Presidency University, Bengaluru
- Motto: Gain more knowledge Reach greater heights
- Type: Private University
- Established: 2013; 13 years ago
- Academic affiliations: UGC, AICTE, BCI, AIU
- Chancellor: Dr. Nissar Ahmed
- Vice-Chancellor: Dr. S. J. Thiruvengadam (I/C)
- Students: 21000
- Undergraduates: 5198
- Postgraduates: 1220
- Location: Bengaluru, Karnataka, India 13°10′06″N 77°32′07″E﻿ / ﻿13.1682°N 77.5354°E
- Campus: 110 acres (45 ha); Suburban;
- Language: English
- Website: presidencyuniversity.in

= Presidency University, Bengaluru =

Private university in Karnataka, India

Presidency University is a private university located in Rajanakunte, Yelahanka, Bengaluru, Karnataka, India. The university offers courses in Engineering, Management, Information Sciences, Design, Commerce, Law, Media Studies, Liberal Arts & Sciences, Allied & Healthcare Professions and Artificial Intelligence & Advanced Computing .

==History==
Presidency University, established by eminent educationist-philanthropist Dr. Nissar Ahmed, is a private university established under the Presidency University Act (Karnataka State Act no. 41) in 2013 and is a part of the Presidency Group of Institutions.

The Group started its first school in the year 1976 and has gradually expanded to 8 schools, 4 junior colleges, and 1 college across of Bengaluru and Mangalore in Karnataka.

The University is dedicated to innovation and research-oriented teaching methodologies and offers a contemporary curriculum that is industry-ready. Its also Committed to providing interdisciplinary, outcome-based education through a combination of theoretical knowledge, applied science, and experiential learning processes.

== Academics ==
The University began its first batch with Engineering and Management in 2015. It offers 65 + Undergraduate and Postgraduate and Post Graduate Diploma programmes in various fields, including Engineering, Computer Science & Engineering, Management, Commerce, Design, Law, Media Studies, Liberal Arts & Sciences and Allied Health Sciences. The emphasis on academic and sponsored research, actively undertaken by scholars under the guidance of experienced faculty and supported by an efficient research centre, serves as the catalyst for innovation, discovery, and academic excellence.

The Presidency Launchpad Association, a Technology Business Incubator at Presidency University, is a non-profit organization registered as a Section 8 company. It guides and mentors aspiring entrepreneurs by providing facilities and assistance to start, incubate, and successfully run businesses focused on innovation, societal impact, and environmentally relevant technologies.

== Campus ==
Spanning 100 acres of lush greenery, the University is located at Itgalpura near Rajanukunte on the Yelahanka-Dodballapur highway in the north of Bengaluru. The campus is situated 25 kilometres from Kempegowda International Airport and 30 kilometres from the city.

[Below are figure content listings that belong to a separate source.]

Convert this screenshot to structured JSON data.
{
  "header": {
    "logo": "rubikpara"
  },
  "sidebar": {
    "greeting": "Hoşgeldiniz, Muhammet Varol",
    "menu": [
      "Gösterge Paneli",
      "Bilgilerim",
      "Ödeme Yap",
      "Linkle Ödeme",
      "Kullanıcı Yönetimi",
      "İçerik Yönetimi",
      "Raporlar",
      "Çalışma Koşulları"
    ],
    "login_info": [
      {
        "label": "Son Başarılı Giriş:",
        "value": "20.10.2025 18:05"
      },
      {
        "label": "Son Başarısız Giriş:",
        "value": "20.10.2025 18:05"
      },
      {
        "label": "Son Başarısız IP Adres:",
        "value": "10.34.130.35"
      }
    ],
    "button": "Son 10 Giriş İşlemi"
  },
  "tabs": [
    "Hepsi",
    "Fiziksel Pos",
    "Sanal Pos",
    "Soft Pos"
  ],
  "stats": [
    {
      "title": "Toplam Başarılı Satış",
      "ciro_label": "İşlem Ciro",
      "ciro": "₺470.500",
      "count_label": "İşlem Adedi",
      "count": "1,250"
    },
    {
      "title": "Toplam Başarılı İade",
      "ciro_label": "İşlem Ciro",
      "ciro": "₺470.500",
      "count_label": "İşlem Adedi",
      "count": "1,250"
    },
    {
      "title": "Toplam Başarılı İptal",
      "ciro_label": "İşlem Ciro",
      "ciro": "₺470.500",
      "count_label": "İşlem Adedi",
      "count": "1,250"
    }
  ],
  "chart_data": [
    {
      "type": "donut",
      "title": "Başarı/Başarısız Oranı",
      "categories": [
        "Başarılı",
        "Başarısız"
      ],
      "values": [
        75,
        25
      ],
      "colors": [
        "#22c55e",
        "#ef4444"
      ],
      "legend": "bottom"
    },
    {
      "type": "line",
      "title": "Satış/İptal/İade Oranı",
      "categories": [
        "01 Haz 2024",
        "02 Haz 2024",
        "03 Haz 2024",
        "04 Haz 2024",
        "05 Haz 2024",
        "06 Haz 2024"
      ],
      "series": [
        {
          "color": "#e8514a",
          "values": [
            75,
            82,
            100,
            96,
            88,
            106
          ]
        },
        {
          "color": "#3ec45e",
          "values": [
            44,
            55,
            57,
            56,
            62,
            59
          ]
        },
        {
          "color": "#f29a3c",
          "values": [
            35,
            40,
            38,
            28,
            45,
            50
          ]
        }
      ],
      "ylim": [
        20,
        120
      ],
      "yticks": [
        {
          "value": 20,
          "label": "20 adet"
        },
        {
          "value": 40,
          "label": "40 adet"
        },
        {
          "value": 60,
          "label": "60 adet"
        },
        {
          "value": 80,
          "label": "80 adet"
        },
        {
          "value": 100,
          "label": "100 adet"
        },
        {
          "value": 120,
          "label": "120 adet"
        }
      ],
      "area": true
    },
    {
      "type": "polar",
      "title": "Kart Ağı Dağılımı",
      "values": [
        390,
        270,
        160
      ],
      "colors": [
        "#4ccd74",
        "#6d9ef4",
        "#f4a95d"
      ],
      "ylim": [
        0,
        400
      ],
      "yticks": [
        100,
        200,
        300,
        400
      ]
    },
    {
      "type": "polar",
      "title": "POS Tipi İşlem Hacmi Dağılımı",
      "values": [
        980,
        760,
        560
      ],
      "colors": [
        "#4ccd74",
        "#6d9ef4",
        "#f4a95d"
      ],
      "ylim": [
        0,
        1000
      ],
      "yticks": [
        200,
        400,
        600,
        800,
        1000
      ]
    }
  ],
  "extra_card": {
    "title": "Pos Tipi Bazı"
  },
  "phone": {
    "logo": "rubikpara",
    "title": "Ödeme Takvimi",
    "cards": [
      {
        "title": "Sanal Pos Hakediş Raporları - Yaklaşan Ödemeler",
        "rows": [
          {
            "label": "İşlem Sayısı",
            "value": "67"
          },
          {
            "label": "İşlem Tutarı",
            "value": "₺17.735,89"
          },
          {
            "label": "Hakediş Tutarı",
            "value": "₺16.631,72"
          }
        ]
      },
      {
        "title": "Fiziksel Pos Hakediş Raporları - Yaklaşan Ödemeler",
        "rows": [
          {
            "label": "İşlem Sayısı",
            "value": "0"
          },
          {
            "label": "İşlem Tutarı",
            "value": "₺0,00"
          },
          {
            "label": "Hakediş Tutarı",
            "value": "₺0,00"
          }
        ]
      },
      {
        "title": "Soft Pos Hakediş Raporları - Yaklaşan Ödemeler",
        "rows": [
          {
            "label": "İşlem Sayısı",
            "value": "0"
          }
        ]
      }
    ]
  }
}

The accent is on creating a conducive and supportive environment for an effective teaching-learning process. To this end, the university provides state-of-the-art infrastructure, including green landscapes, digitally advanced classrooms, futuristic computer labs, multimedia lab, various engineering laboratories, a Centre of Excellence for Research, an internship and placement cell, a 650-seater auditorium, a 500-seater amphitheatre, seminar and conference halls, a cafeteria, a student mess, various food joints across the premises, indoor and outdoor sports facilities, an ATM, and reprographic centres. The University offers dedicated accommodation facilities for both boys and girls and has a fleet of over 60 buses to transport students and faculty to and from various points across the city.

Accreditations and International Rankings

Listed in the QS World University Rankings: Asia in the 1001–1100 band.

National Rankings

Accredited with NAAC ‘A’ Grade.

Ranked 201–300 in Engineering under the National Institutional Ranking Framework (NIRF).

Ranked 101–125 in Management under NIRF.

== International Collaborations ==
Presidency University has forged partnerships with more than 100 premier institutions across 35 countries for various academic and research cooperation. International collaborations provide strategic opportunities for the mutual benefit of the students and faculties of partnering universities to pursue their higher education in various countries across the globe.

== Research ==
University offers various research programs (primarily doctoral, or Ph.D.) for Engineering, Management & Commerce.